Avrupa Şampiyonası elemelerinde zar-zor grup üçüncülüğüne tutunarak çıktığımız finallerin ardından 2020 Tokyo Olimpiyat Oyunları'na katılma hayali kurmuştuk ama bu hayalimiz de suya düşmekte gecikmedi.
Avrupa Şampiyonası Elemelerindeki düzensiz ve yetersiz elit oyuncu profilimizin yanı sıra sistemsiz oyun anlayışımız karşısında başta antrenör ve teknik kadromuzun yanı sıra federasyon yetkilileri yaptıkları açıklamalarında, NBA'de forma giyen oyuncularımızın yokluğunu mazeret olarak göstermişlerdi. Bu sözlere basketbolun içinden gelenler olarak hiç inanmamıştık ve sonunda öyle de oldu.Yani NBA patentli oyuncularımız ile çıktığımız Olimpiyat Elemelerinde de boyumuzun ölçüsünü aldık.Bu noktada Mili Takıma uyarlanabilecek çok güzel bir Atasözümüz var. "Taşıma Suyu İle Değirmen Dönmez" denir ya, işte yine böyle bir durum gerçekleşti. Peki ,bu güzel Atasözümüzün açılımı ne? "İşi yapacak oranda yeteri kadar güç ve yetenek bulunmadıkça, başkalarının küçük yardımlarıyla sürekli ve büyük bir iş yürütülemez."

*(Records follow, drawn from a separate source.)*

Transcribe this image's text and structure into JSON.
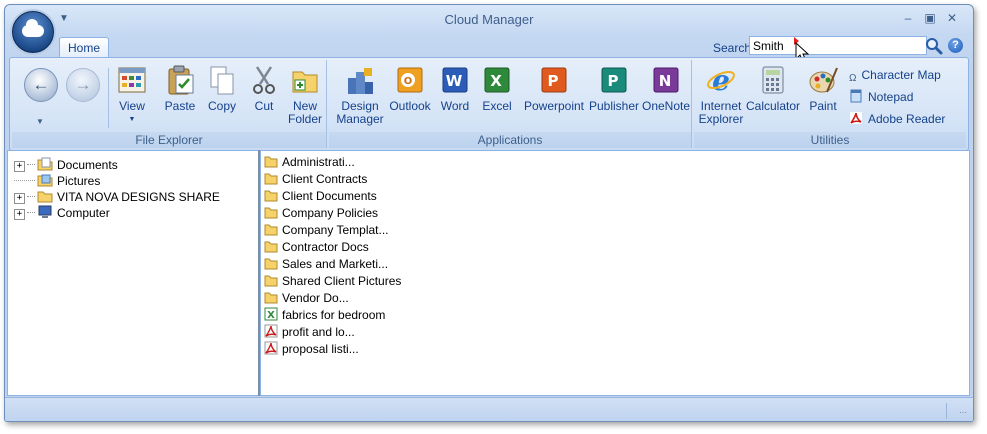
{
  "window": {
    "title": "Cloud Manager"
  },
  "tabs": [
    {
      "label": "Home"
    }
  ],
  "search": {
    "label": "Search",
    "value": "Smith"
  },
  "ribbon": {
    "file_explorer": {
      "label": "File Explorer",
      "buttons": [
        {
          "label": "View",
          "icon": "view-icon"
        },
        {
          "label": "Paste",
          "icon": "paste-icon"
        },
        {
          "label": "Copy",
          "icon": "copy-icon"
        },
        {
          "label": "Cut",
          "icon": "scissors-icon"
        },
        {
          "label_line1": "New",
          "label_line2": "Folder",
          "icon": "new-folder-icon"
        }
      ]
    },
    "applications": {
      "label": "Applications",
      "buttons": [
        {
          "label_line1": "Design",
          "label_line2": "Manager",
          "icon": "design-manager-icon"
        },
        {
          "label": "Outlook",
          "icon": "outlook-icon"
        },
        {
          "label": "Word",
          "icon": "word-icon"
        },
        {
          "label": "Excel",
          "icon": "excel-icon"
        },
        {
          "label": "Powerpoint",
          "icon": "powerpoint-icon"
        },
        {
          "label": "Publisher",
          "icon": "publisher-icon"
        },
        {
          "label": "OneNote",
          "icon": "onenote-icon"
        }
      ]
    },
    "utilities": {
      "label": "Utilities",
      "buttons": [
        {
          "label_line1": "Internet",
          "label_line2": "Explorer",
          "icon": "internet-explorer-icon"
        },
        {
          "label": "Calculator",
          "icon": "calculator-icon"
        },
        {
          "label": "Paint",
          "icon": "paint-icon"
        }
      ],
      "small_buttons": [
        {
          "label": "Character Map",
          "icon": "character-map-icon"
        },
        {
          "label": "Notepad",
          "icon": "notepad-icon"
        },
        {
          "label": "Adobe Reader",
          "icon": "adobe-reader-icon"
        }
      ]
    }
  },
  "tree": [
    {
      "label": "Documents",
      "expandable": true
    },
    {
      "label": "Pictures",
      "expandable": false
    },
    {
      "label": "VITA NOVA DESIGNS SHARE",
      "expandable": true
    },
    {
      "label": "Computer",
      "expandable": true
    }
  ],
  "files": [
    {
      "name": "Administrati...",
      "type": "folder"
    },
    {
      "name": "Client Contracts",
      "type": "folder"
    },
    {
      "name": "Client Documents",
      "type": "folder"
    },
    {
      "name": "Company Policies",
      "type": "folder"
    },
    {
      "name": "Company Templat...",
      "type": "folder"
    },
    {
      "name": "Contractor Docs",
      "type": "folder"
    },
    {
      "name": "Sales and Marketi...",
      "type": "folder"
    },
    {
      "name": "Shared Client Pictures",
      "type": "folder"
    },
    {
      "name": "Vendor Do...",
      "type": "folder"
    },
    {
      "name": "fabrics for bedroom",
      "type": "excel"
    },
    {
      "name": "profit and lo...",
      "type": "pdf"
    },
    {
      "name": "proposal listi...",
      "type": "pdf"
    }
  ]
}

ŞİMDİ DE GELELİM İŞİN HİKAYESİNE...
Kanada'daki 2020 Tokyo Olimpiyat Oyunları Elemelerinde, büyük hayallerle peşlerinden koştuğumuz NBA patentli oyuncularımız Cedi Osman, Furkan Korkmaz, Ersan İlyasova ve çaylak uzunumuz Ömer Faruk Yurtseven'li kadromuzla mücadele edeceğiz diye sevinirken(!) , son anda yıllardır devşirmelere bel bağladığımız guard pozisyonunda Shane Larkin'in bel fıtığının nüksetmesi sonucu kadrodan çıkarılması ve ardından da Berk Uğurlu'nun turnuvadaki sakatlığı ile karalar bağladık ve yine bu önemli pozisyona neden oyuncular yetiştiremiyoruz? diye dövünmeye başladık. Grubumuzun en zayıf halkası Uruguay karşısında günü zor kurtarıp, Jan Vesely'siz Çek Cumhuriyeti karşısında ferdi gayretlerle işi idare edip yarı finale çıkınca, tünelde ışığı gördük dedik ama Yunanistan gerçeğini çabuk unuttuk. Yunanistan karşısında 10-0'lık seriyle başladığımız maçta, yine oyun kuramayıp ve yine takım oyunu yerine ferdi gayretlere sığınınca bir anda 63-81'lik skorla kendimizi 2020 Tokyo'nun dışında bulduk ve bir kez daha gerçeğin, hayallerin çok ama çok ötesinde olduğunu gördük.
SONUCA GELİNCE...
Olimpiyat Elemelerindeki bu üç karşılaşma da bizlere gösterdi ki, "elit oyun kuruculardan" yoksunsanız, derli toplu takım oyunu diye bir şeyiniz yani sisteminiz yoksa, NBA'deki lejyonerleriniz bile sizi kurtaramıyor. Kısaca,kıssadan hisse; TAŞIMA SUYUYLA DA DEĞİRMEN DÖNMÜYOR. O halde, öncelikle ülkemizdeki genç yetenekleri Milli Takımımız için elit oyuncular olarak yetiştirmeye ve Süper Lig kulüplerindeki yabancı oyuncu kotasın sınırlama getirilesine ne dersiniz? Yine Milli Takımda masa tenisi maçı izler gibi yıllardır koçlarımız Orhun Ene ve Ufuk Sarıca arasında gidip geliyor adeta mekik dokuyoruz. Hiç olmazsa Milli Takıma belli bir oyun sistemi ve ekolü kazandıracak, fundamental uzmanı bir Sırp Koç'a kapımızı açma zamanı gelmedi mi?